Cuthbert Binns war verwirrt. Er war ehrlich verwirrt. Niemand besuchte ihn in seinem Arbeitszimmer. Kein Lehrer und ganz bestimmt kein Schüler. Und dennoch stand dort dieser Junge mit verwuscheltem, schwarzem Haar und blickte zu ihm hoch.
„Guten Abend", antworte Binns nach einigem Zögern. Alles andere wäre schließlich unhöflich gewesen. Dennoch störte dieser Junge seine abendliche Routine. Es war einfach nicht vorgesehen, dass ein Schüler ihn besuchte. Warum etwas einplanen, das nie vorkam? Er räusperte sich. „Nun, was kann ich tun für Sie Mr....?"
„Potter, Sir"
Potter? Das kam ihm entfernt bekannt vor. Irgendetwas war mit diesem Namen. Es lag ihm auf der Zunge, aber er kam nicht darauf. Er musste zugeben, er war zeitlich nicht mehr ganz auf dem neusten Stand. „Und wie kann ich Ihnen helfen, Mr. Potter?"
Hellgrüne Augen musterten ihn durchdringend. „Ich frage mich, warum sich jemand wie Sie nicht eine Pause gönnt. Sie haben der Schule so lange als Lehrer gedient. Warum sogar über den Tod hinaus?
Die Frage brachte Binns nicht nur aus seinem Tagesplan, sondern auch aus dem Konzept. Er blinzelte mehrmals, obwohl er das seit langem nicht mehr nötig hatte. „Sie möchten wissen, warum ich noch unterrichte?"
„Allerdings." Nun blickte ihn der Junge mit ehrlichem Interesse an. Das war noch etwas, das er nicht gewohnt war.
„Weil ich der einzige bin, der das Fach adäquat unterrichten kann."
Der Junge blickte ihn weiter fragend an. „Was bringt Sie auf den Gedanken?"
Es lag nichts Abfälliges in der Frage des Jungen. Nichts als simple Neugier. Also räusperte er sich erneut . „Ich bin der Einzige, der die Kobolde, die Riesen und die anderen magischen Wesen der Geschichte würdigt. Wen jemand von diesen frisch studierten Neulingen meinen Platz einnehmen würde, würden alle Schüler nur erfahren, wie groß und mächtig wir Zauberer doch sind und das andere Völker nur als Diener taugen. Das muss ich verhindern und deswegen werde ich diesen Platz behalten. Wenn es sein muss, bis in alle Ewigkeit."
Der Junge tat etwas, mit dem Cuthbert nicht gerechnet hatte. Er verneigte sich. „Ich dachte mir etwas in der Art. Ihr Opfer verdient größten Respekt, Professor."
Der Geist starrte ihn an. Das hatte noch nie ein Schüler zu ihm gesagt. Es hatte sich auch noch nie ein Schüler vor ihm verneigt. Es mochte nur ein Erstklässler sein. Aber dieser Erstklässler war der erste seit Jahrhunderten, der ein positives Wort über seinen Unterricht verlor. Hätte er noch weinen können, bestimmt wären seine Augen feucht von Tränen der Rührung geworden.
Nun blickten die grünen Augen mitfühlend. „Was, wenn ich etwas an Ihrem Schicksal ändern könnte, Sir? Würden Sie das wollen?"

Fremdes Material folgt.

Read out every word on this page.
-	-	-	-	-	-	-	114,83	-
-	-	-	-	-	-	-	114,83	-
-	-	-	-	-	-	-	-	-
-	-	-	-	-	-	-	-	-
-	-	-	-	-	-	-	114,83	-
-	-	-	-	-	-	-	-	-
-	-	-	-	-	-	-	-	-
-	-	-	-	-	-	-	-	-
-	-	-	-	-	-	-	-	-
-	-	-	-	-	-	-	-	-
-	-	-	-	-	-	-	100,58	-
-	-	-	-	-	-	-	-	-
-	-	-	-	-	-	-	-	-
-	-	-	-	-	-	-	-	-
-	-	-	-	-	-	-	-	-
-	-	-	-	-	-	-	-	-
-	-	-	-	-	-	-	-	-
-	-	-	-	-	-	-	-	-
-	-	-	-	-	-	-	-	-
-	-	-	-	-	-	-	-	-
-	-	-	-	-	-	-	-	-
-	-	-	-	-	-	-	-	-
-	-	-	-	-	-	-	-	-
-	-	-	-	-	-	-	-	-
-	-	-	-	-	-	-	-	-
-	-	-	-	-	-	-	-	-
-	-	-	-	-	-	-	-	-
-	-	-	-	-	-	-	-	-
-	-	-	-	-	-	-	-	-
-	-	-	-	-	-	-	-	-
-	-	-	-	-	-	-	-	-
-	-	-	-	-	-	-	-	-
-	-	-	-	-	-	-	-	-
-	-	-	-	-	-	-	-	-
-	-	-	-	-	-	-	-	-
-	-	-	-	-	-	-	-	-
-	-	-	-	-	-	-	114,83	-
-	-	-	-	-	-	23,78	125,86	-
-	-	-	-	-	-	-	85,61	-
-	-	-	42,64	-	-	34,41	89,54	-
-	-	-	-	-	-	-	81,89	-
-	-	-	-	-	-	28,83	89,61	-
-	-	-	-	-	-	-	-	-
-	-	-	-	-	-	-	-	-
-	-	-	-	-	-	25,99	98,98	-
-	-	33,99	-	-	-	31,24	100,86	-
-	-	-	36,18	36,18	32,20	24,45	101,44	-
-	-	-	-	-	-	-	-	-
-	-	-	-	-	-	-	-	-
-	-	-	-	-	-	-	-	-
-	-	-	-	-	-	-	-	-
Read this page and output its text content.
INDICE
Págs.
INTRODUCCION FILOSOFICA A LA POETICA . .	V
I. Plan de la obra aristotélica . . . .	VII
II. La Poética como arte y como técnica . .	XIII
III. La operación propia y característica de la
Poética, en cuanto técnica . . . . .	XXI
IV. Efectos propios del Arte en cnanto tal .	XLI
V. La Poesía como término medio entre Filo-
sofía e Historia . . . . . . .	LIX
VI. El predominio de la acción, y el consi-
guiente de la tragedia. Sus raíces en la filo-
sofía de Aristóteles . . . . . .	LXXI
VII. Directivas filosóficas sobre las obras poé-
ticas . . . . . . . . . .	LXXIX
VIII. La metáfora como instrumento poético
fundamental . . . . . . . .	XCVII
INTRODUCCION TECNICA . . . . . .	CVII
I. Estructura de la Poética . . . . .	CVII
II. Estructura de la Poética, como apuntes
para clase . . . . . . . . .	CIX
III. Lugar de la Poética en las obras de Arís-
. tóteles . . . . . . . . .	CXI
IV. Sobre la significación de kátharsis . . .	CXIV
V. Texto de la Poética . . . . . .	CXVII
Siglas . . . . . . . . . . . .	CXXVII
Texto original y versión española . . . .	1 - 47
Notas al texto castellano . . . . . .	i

Dass die ewige Routine endlich endete? Dass er endlich etwas wie Frieden finden konnte? Längst fühlte er sich nicht mehr Teil der Zeit, in der er existierte. Wenn er jemals eine Verbindung zu seinen Schülern gehabt hatte, so war sie im Nebel der Jahre zerrissen. Es gab nichts, dass Cuthbert hier hielt. Nichts außer seiner Aufgabe.
„Sie können nichts tun", sagte er dennoch sanft, denn die Anteilnahme des Jungen rührte ihn.
Ein Lächeln huschte über das Gesicht des Jungen. „Ich habe nach Gringotts geschrieben, Sir. Ein Kobold namens Ragnuk ist bereit, Ihre Stelle einzunehmen, wenn Sie das wünschen. Ich bin mir sicher, Albus Dumbledore würde nichts gegen einen Nachfolger einzuwenden haben, der von Ihnen persönlich vorgeschlagen wird."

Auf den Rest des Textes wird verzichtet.